On watching this video students should be able to:

- Explain the distinction between correlation and regression in terms of their purpose (or what each can tell us).
- Interpret a regression coefficient for a linear model as the amount of change in Y for a one unit change in X. We can interpret this as the average or mean difference in Y for a unit increase in X.
- Understand that just because a regression model can describe a relationship between two variables, it does not mean that the relationship is causal – “association does not imply causation”.
- Confirm why a 95% CI for a regression coefficient should always be presented, and interpret it in the same way as other confidence intervals described, namely as a range of plausible values for the true relationship (association) between two variables.
- State the null hypothesis (value) for a regression coefficient, and that the p-value for a regression coefficient estimates the probability of observing a regression coefficient as big as estimated if in the null were true.
- Interpret the R-squared statistic is an indication of the fit of the whole statistical model to the data, it represents the proportion of variation in the outcome explained by the model.

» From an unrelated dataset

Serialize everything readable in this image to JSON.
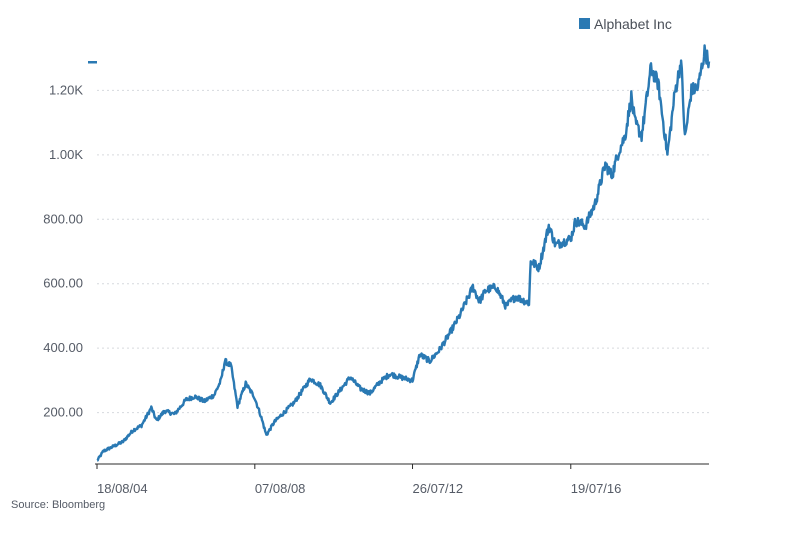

- List the basic assumptions for a regression model and understand that if these are not met then we may not get valid statistical inference.
- Interpret regression coefficients for categorical predictors, and recognise the role of the reference category.
- Recall that we can use a multivariable regression model to examine the relationship between an exposure and an outcome while controlling (in the statistical sense) for potential confounders.
- Interpret regression coefficients from multivariable regression models
- Identify when a logistic regression model can be used and interpret the exponentiated regression coefficients from a logistic regression model as odds ratios, using all the same principles of inference with respect to confidence intervals and p-values for the regression coefficients.
- Identify situations when a survival analysis can be used (when the outcome is a time to an event).
- Explain what censoring is in a survival analysis is, and in particular that all subjects are included in a survival analysis up to the point when they either experienced the event or were censored.
- Interpret a Kaplan Meier survival plot and a log rank hypothesis test for a difference between survival curves. With respect to the log rank test, be able to state the null hypothesis is and appreciate that this test does not describe the relationship or tell us anything about the direction of the relationship.
- Interpret the exponentiated regression coefficients from a Cox proportional hazard model as a hazard ratio which is similar to a risk ratio.